Eco-Friendly Approach to Soil Remediation: Evaluating Clay-Biochar Composites for Used Motor Oil Removal Through Kinetic, Isotherm, and Thermodynamic Models

Abstract

This study investigates the efficiency of Clay-Biochar Composite (CBC) in the remediation of contaminated soil by used motor oil (UMO). The CBC was synthesized through the carbonization of acid-activated bentonite (AC) [derived from natural bentonite clay (NC)], which was combined with Loquat Seed Biochar (LSB) [derived from raw Loquat Seed (RLS)]. A comprehensive characterization for NC, AC, RLS, LSB, and CBC to assess their physicochemical properties and potential for UMO adsorption was conducted via Field Emission Scanning Electron Microscopy (FESEM), Energy Dispersive X-ray (EDX), Fourier Transform Infrared (FTIR) spectroscopy, thermogravimetric analysis (TGA), X-Ray Diffraction (XRD), and Brunauer-Emmett-Teller (BET) analysis techniques.
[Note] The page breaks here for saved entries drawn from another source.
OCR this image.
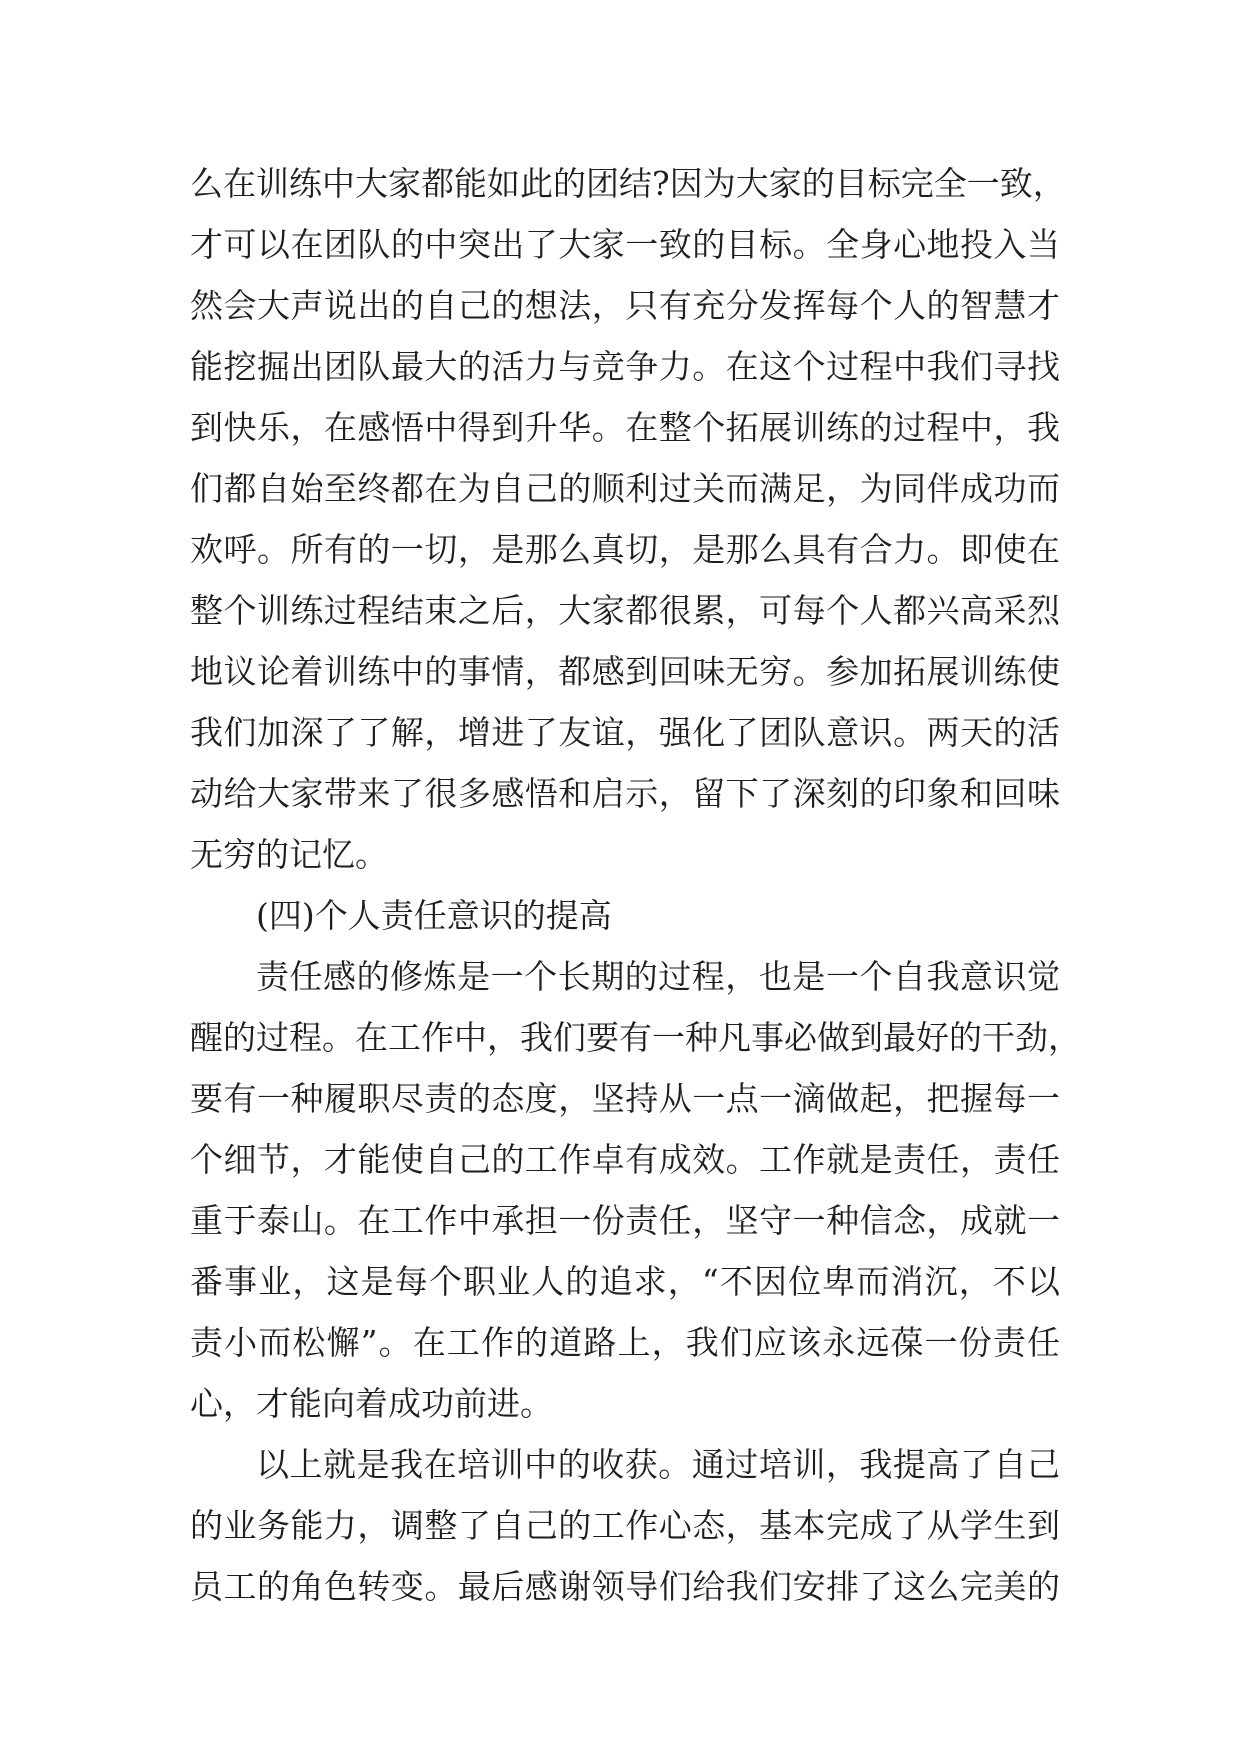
么在训练中大家都能如此的团结?因为大家的目标完全一致，
才可以在团队的中突出了大家一致的目标。全身心地投入当
然会大声说出的自己的想法，只有充分发挥每个人的智慧才
能挖掘出团队最大的活力与竞争力。在这个过程中我们寻找
到快乐，在感悟中得到升华。在整个拓展训练的过程中，我
们都自始至终都在为自己的顺利过关而满足，为同伴成功而
欢呼。所有的一切，是那么真切，是那么具有合力。即使在
整个训练过程结束之后，大家都很累，可每个人都兴高采烈
地议论着训练中的事情，都感到回味无穷。参加拓展训练使
我们加深了了解，增进了友谊，强化了团队意识。两天的活
动给大家带来了很多感悟和启示，留下了深刻的印象和回味
无穷的记忆。
(四)个人责任意识的提高
责任感的修炼是一个长期的过程，也是一个自我意识觉
醒的过程。在工作中，我们要有一种凡事必做到最好的干劲，
要有一种履职尽责的态度，坚持从一点一滴做起，把握每一
个细节，才能使自己的工作卓有成效。工作就是责任，责任
重于泰山。在工作中承担一份责任，坚守一种信念，成就一
番事业，这是每个职业人的追求，“不因位卑而消沉，不以
责小而松懈”。在工作的道路上，我们应该永远葆一份责任
心，才能向着成功前进。
以上就是我在培训中的收获。通过培训，我提高了自己
的业务能力，调整了自己的工作心态，基本完成了从学生到
员工的角色转变。最后感谢领导们给我们安排了这么完美的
Additionally, the effects of adsorption parameters such as (UMO) concentration, adsorption time, and adsorbent dosage on removal efficiency were studied. At an optimal dose of 0.3 g and 50 °C, with a contact duration of 300 minutes, the CBC removed 99.89% of oil, reaching a maximum adsorption capacity of 41.62 mg. g-1. The results indicated that the Freundlich isotherm (R² = 0.995) and second-order kinetic models (R² = 0.996) more effectively fitted to describe UMO adsorption, suggesting that multilayer adsorption was involved. Also, Thermodynamic analysis showed that motor oil adsorption is spontaneous and endothermic. The ΔG° values ranged from −16.05 to −17.69 kJ/mol, while a positive ΔH° of 19.23 J/mol and a ΔS° of 54.84 J/mol. K indicates increased randomness at the solid–liquid interface. Real-world experiments, which involved examining actual contaminated soil samples, validated the practical applicability of the (CBC) for UMO remediation. CBC established the possibility of reuse, achieving 90 % oil desorption. These results showed that the CBC significantly enhanced adsorption affinity, highlighting its potential as a cost-effective and eco-friendly adsorbent for oil pollution remediation.